Der Sprecher betonte aber nochmals, dass es "nach wie vor zu Einschränkungen kommen wird." Im Süden Deutschlands sollten die Züge ab Freitagmorgen weitgehend normal verkehren, hatte die Bahn schon am Abend davor mitgeteilt. "Im Norden Deutschlands starten die Züge, sobald weitere Strecken von Schäden befreit und freigegeben wurden. Wir erwarten, dass bereits im Laufe des Vormittags alle Metropolen Deutschlands – mit Einschränkungen – wieder mit dem Fernverkehr erreichbar sein werden. Für das Wochenende erwarten wir einen weitgehend normalen Verkehr."

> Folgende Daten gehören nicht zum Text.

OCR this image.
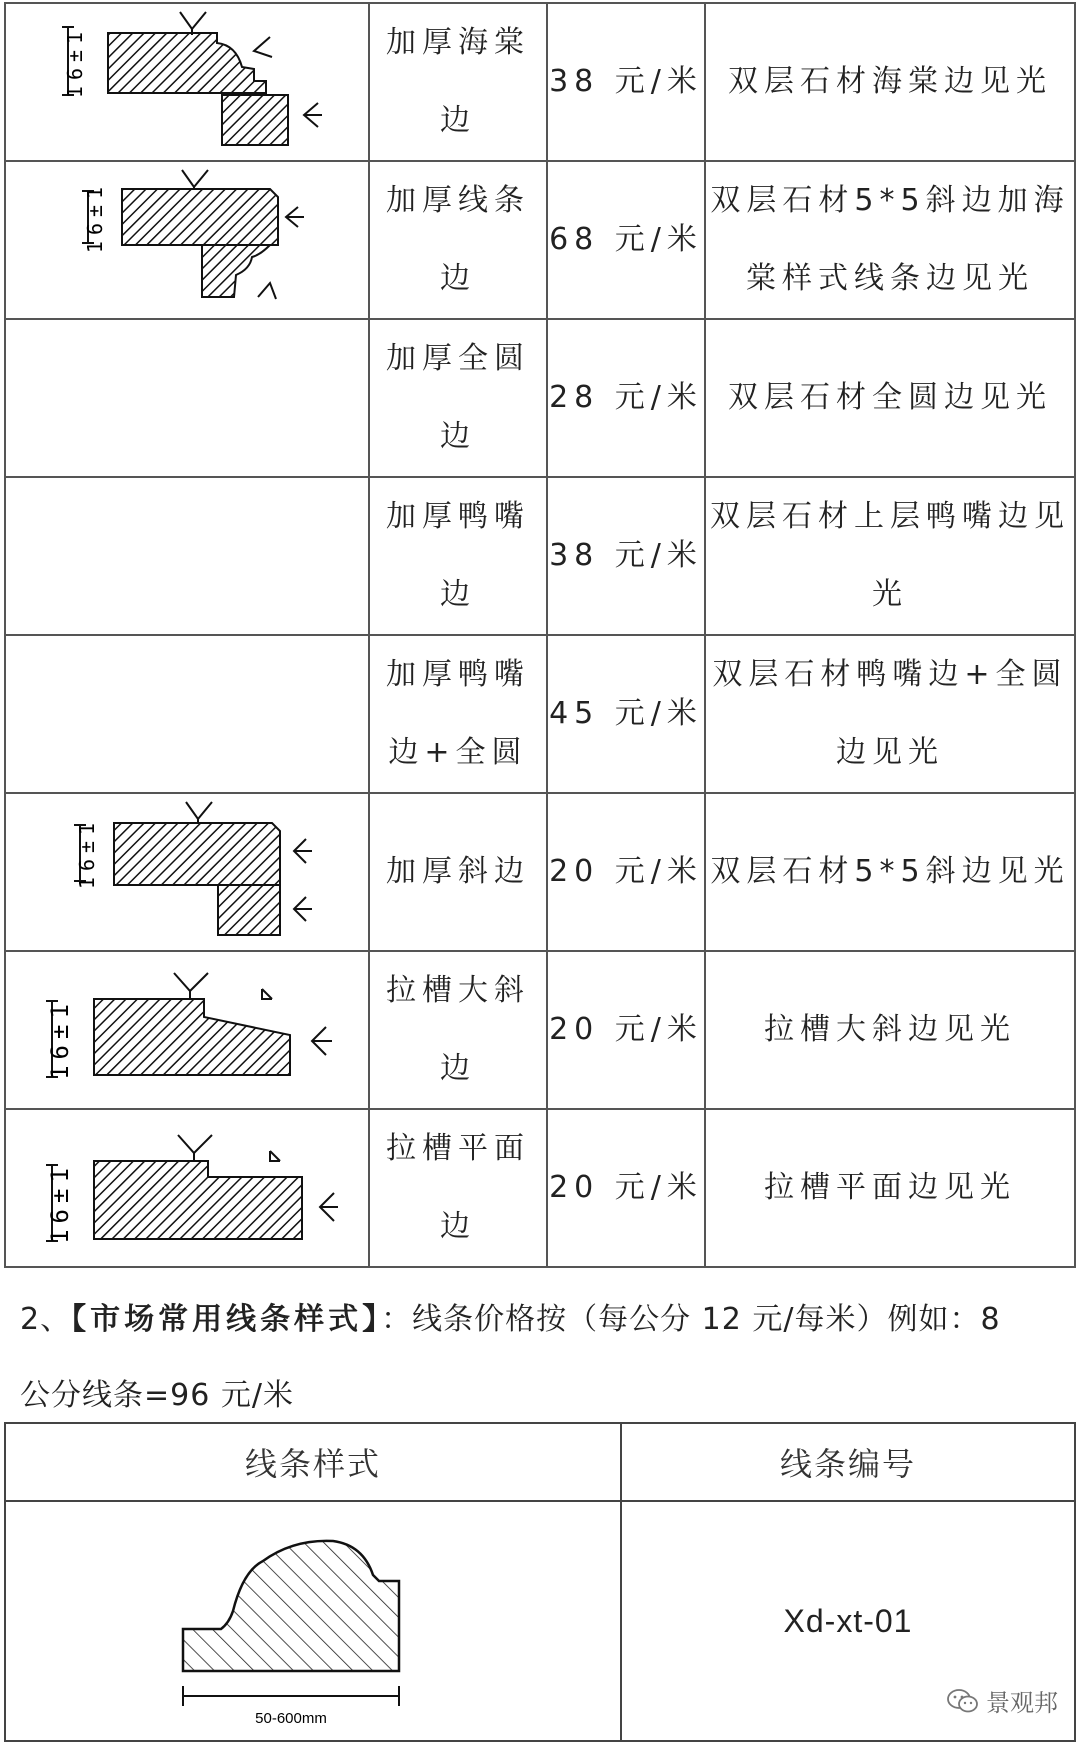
16±1	加厚海棠边	38 元/米	双层石材海棠边见光

16±1	加厚线条边	68 元/米	双层石材5*5斜边加海棠样式线条边见光
	加厚全圆边	28 元/米	双层石材全圆边见光
	加厚鸭嘴边	38 元/米	双层石材上层鸭嘴边见光
	加厚鸭嘴边+全圆	45 元/米	双层石材鸭嘴边+全圆边见光

16±1	加厚斜边	20 元/米	双层石材5*5斜边见光

16±1	拉槽大斜边	20 元/米	拉槽大斜边见光

16±1	拉槽平面边	20 元/米	拉槽平面边见光
2、【市场常用线条样式】：线条价格按（每公分 12 元/每米）例如：8
公分线条=96 元/米
线条样式	线条编号

50-600mm	Xd-xt-01
景观邦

Feuerwehrmänner entfernen Bäume von einer Bahntrasse zwischen Hannover und Göttingen.
Foto: APA/AFP/dpa/SWEN PFORTNER

Die Deutsche Bahn hatte am Donnerstagnachmittag den Fernverkehr in ganz Deutschland eingestellt. Schwerpunkt des Unwetters waren Nordrhein-Westfalen und Niedersachsen. Dazu wurde in den Bundesländern Nordrhein-Westfalen, Niedersachsen, Sachsen-Anhalt, Thüringen, Sachsen auch der Nahverkehr eingestellt. Ebenso verkehrte die Bahn in Nordhessen nicht mehr. In zehn Fernbahnhöfen richtete die Bahn sogenannte Aufenthaltszüge ein, in denen gestrandete Reisende zur Not auch übernachten können.

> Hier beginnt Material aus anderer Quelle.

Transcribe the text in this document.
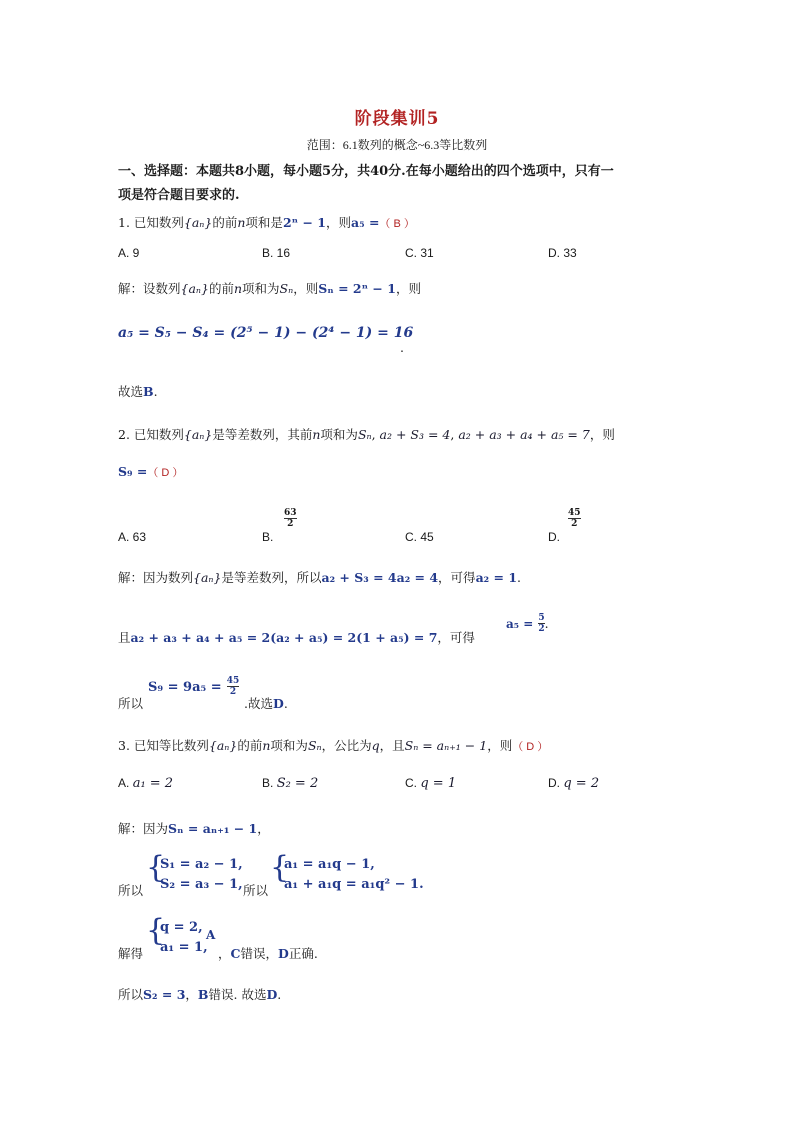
阶段集训5
范围：6.1数列的概念~6.3等比数列
一、选择题：本题共8小题，每小题5分，共40分.在每小题给出的四个选项中，只有一
项是符合题目要求的.
1. 已知数列{aₙ}的前n项和是2ⁿ − 1，则a₅ =（ B ）
A. 9	B. 16	C. 31	D. 33
解：设数列{aₙ}的前n项和为Sₙ，则Sₙ = 2ⁿ − 1，则
a₅ = S₅ − S₄ = (2⁵ − 1) − (2⁴ − 1) = 16
.
故选B.
2. 已知数列{aₙ}是等差数列，其前n项和为Sₙ, a₂ + S₃ = 4, a₂ + a₃ + a₄ + a₅ = 7，则
S₉ =（ D ）
A. 63	B.
$\frac{63}{2}$
C. 45	D.
$\frac{45}{2}$
解：因为数列{aₙ}是等差数列，所以a₂ + S₃ = 4a₂ = 4，可得a₂ = 1.
且a₂ + a₃ + a₄ + a₅ = 2(a₂ + a₅) = 2(1 + a₅) = 7，可得
$a_5 = \frac{5}{2}$ .
$S_9 = 9a_5 = \frac{45}{2}$
所以	.故选D.
3. 已知等比数列{aₙ}的前n项和为Sₙ，公比为q，且Sₙ = aₙ₊₁ − 1，则（ D ）
A. a₁ = 2	B. S₂ = 2	C. q = 1	D. q = 2
解：因为Sₙ = aₙ₊₁ − 1，
{
S₁ = a₂ − 1,
S₂ = a₃ − 1,
所以	所以
{
a₁ = a₁q − 1,
a₁ + a₁q = a₁q² − 1.
解得
{
q = 2,
a₁ = 1,
A
，C错误，D正确.
所以S₂ = 3，B错误. 故选D.
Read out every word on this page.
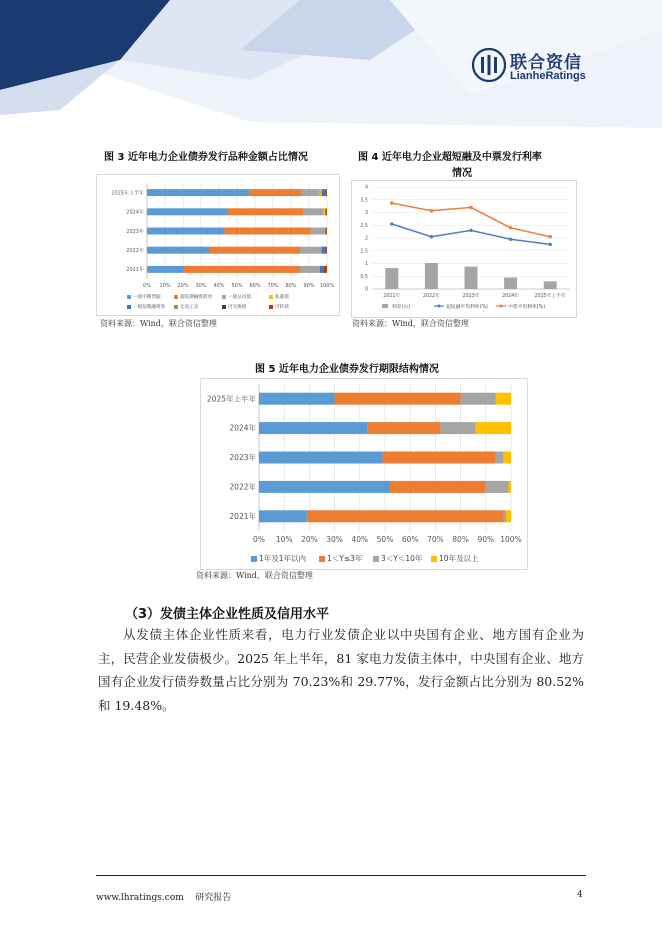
联合资信
LianheRatings
图 3 近年电力企业债券发行品种金额占比情况
0% 10% 20% 30% 40% 50% 60% 70% 80% 90% 100%
2025年上半年
2024年
2023年
2022年
2021年
一般中期票据	超短期融资债券	一般公司债	私募债
一般短期融资券	定向工具	可交换债	可转债
资料来源：Wind，联合资信整理
图 4 近年电力企业超短融及中票发行利率
情况
0
0.5
1
1.5
2
2.5
3
3.5
4
2021年	2022年	2023年	2024年	2025年上半年
利差(右)	超短融平均利率(%)	中票平均利率(%)
资料来源：Wind，联合资信整理
图 5 近年电力企业债券发行期限结构情况
0% 10% 20% 30% 40% 50% 60% 70% 80% 90% 100%
2025年上半年
2024年
2023年
2022年
2021年
1年及1年以内	1＜Y≤3年 3＜Y＜10年 10年及以上
资料来源：Wind，联合资信整理
（3）发债主体企业性质及信用水平
从发债主体企业性质来看，电力行业发债企业以中央国有企业、地方国有企业为主，民营企业发债极少。2025 年上半年，81 家电力发债主体中，中央国有企业、地方国有企业发行债券数量占比分别为 70.23%和 29.77%，发行金额占比分别为 80.52%和 19.48%。
www.lhratings.com 研究报告	4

Drei Tote in den Niederlanden

In den Niederlanden kamen nach Behördenangaben drei Menschen ums Leben, die von Bäumen oder Trümmerteilen getroffen wurden. In der Ortschaft Olst im Osten des Landes sei ein 62-jähriger Mann von einem abgebrochenen Ast erschlagen worden, teilte die Polizei mit. In Enschede nahe der deutschen Grenze starb nach Polizeiangaben ein Autofahrer, nachdem ein Baum auf das Auto gefallen war. Über das dritte Todesopfer war zunächst nichts Näheres bekannt. Mehr als 60 Lastwagen wurden auf niederländischen Straßen umgeweht.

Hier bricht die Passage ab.